I don't mean to say you could not find overt racism in the northwest - try being Native American in Spokane or Billings. But I do mean to say that increased migration has increased the problem - and I don't mean Hispanics, I mean folks from places with large Hispanic populations that come with discriminatory baggage in place (like Nachman). For example, see the current Christian Exodus movement. At any rate, it makes it possible - and I would add more frequent - for people to lay down ideas like the western tale of the killer hitchhiker on top of the tale of the violent Latina/o. Urban legend meets political hysteria.

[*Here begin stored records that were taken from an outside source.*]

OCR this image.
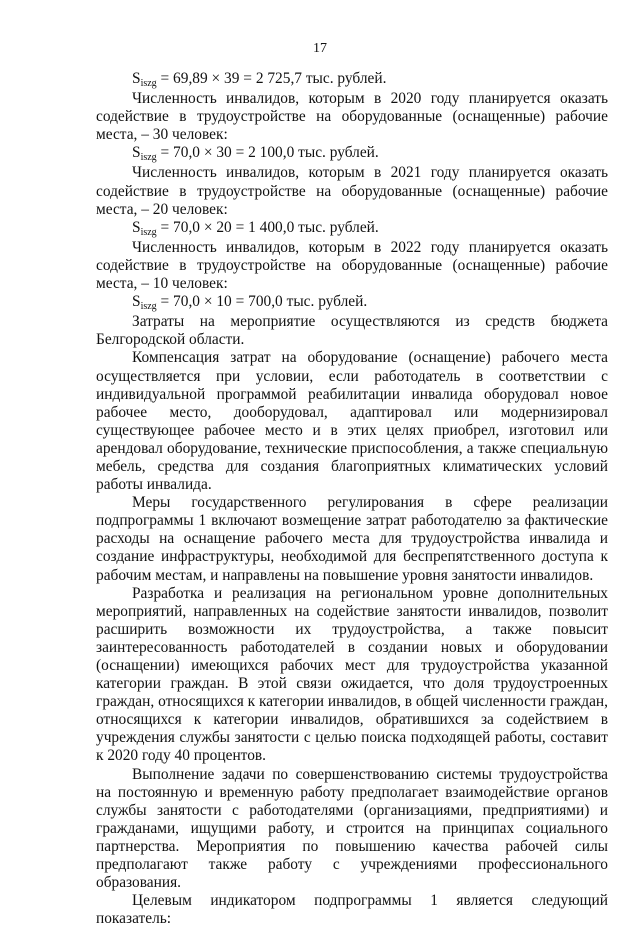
17

$S_{iszg} = 69,89 \times 39 = 2$ 725,7 тыс. рублей.

Численность инвалидов, которым в 2020 году планируется оказать содействие в трудоустройстве на оборудованные (оснащенные) рабочие места, – 30 человек:

$S_{iszg} = 70,0 \times 30 = 2$ 100,0 тыс. рублей.

Численность инвалидов, которым в 2021 году планируется оказать содействие в трудоустройстве на оборудованные (оснащенные) рабочие места, – 20 человек:

$S_{iszg} = 70,0 \times 20 = 1$ 400,0 тыс. рублей.

Численность инвалидов, которым в 2022 году планируется оказать содействие в трудоустройстве на оборудованные (оснащенные) рабочие места, – 10 человек:

$S_{iszg} = 70,0 \times 10 = 700,0$ тыс. рублей.

Затраты на мероприятие осуществляются из средств бюджета Белгородской области.

Компенсация затрат на оборудование (оснащение) рабочего места осуществляется при условии, если работодатель в соответствии с индивидуальной программой реабилитации инвалида оборудовал новое рабочее место, дооборудовал, адаптировал или модернизировал существующее рабочее место и в этих целях приобрел, изготовил или арендовал оборудование, технические приспособления, а также специальную мебель, средства для создания благоприятных климатических условий работы инвалида.

Меры государственного регулирования в сфере реализации подпрограммы 1 включают возмещение затрат работодателю за фактические расходы на оснащение рабочего места для трудоустройства инвалида и создание инфраструктуры, необходимой для беспрепятственного доступа к рабочим местам, и направлены на повышение уровня занятости инвалидов.

Разработка и реализация на региональном уровне дополнительных мероприятий, направленных на содействие занятости инвалидов, позволит расширить возможности их трудоустройства, а также повысит заинтересованность работодателей в создании новых и оборудовании (оснащении) имеющихся рабочих мест для трудоустройства указанной категории граждан. В этой связи ожидается, что доля трудоустроенных граждан, относящихся к категории инвалидов, в общей численности граждан, относящихся к категории инвалидов, обратившихся за содействием в учреждения службы занятости с целью поиска подходящей работы, составит к 2020 году 40 процентов.

Выполнение задачи по совершенствованию системы трудоустройства на постоянную и временную работу предполагает взаимодействие органов службы занятости с работодателями (организациями, предприятиями) и гражданами, ищущими работу, и строится на принципах социального партнерства. Мероприятия по повышению качества рабочей силы предполагают также работу с учреждениями профессионального образования.

Целевым индикатором подпрограммы 1 является следующий показатель:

And finally, the thing that really stood out for me from Nachman's comment was his shot at the "underclass" in his comment. Montana has the 17th highest poverty rate in the United States, and comments like Nachman's reek of the sort of elitist class divisions that can and do split the state. But I would also point out that it is easy for Nachman to ease into this division, not only coming from California, but also going to Montana. As I mentioned, discrimination against Native Americans in the state and region is at intolerable levels, and I should also add (no surprise to historians, economists and anthropologists) that Montana's reservations see 20% or higher poverty.
In the end, I would like to think that westerners are better than the sort of discrimination in both class and race we see in such pronounced ways in the south or east, but I think patterns established with Native Americans reveal that it is just not going to be the case - but I don't think it has to be the case. Certainly, I think there needs to be far greater outreach to Hispanics in states like Montana as well as to the Anglo population so that westerns can do what they do best - adjust and change. And frankly, considering the outward migration of the sons and daughters of the west's farmers, Hispanics may be the demographic future of the survival of agriculture in the west.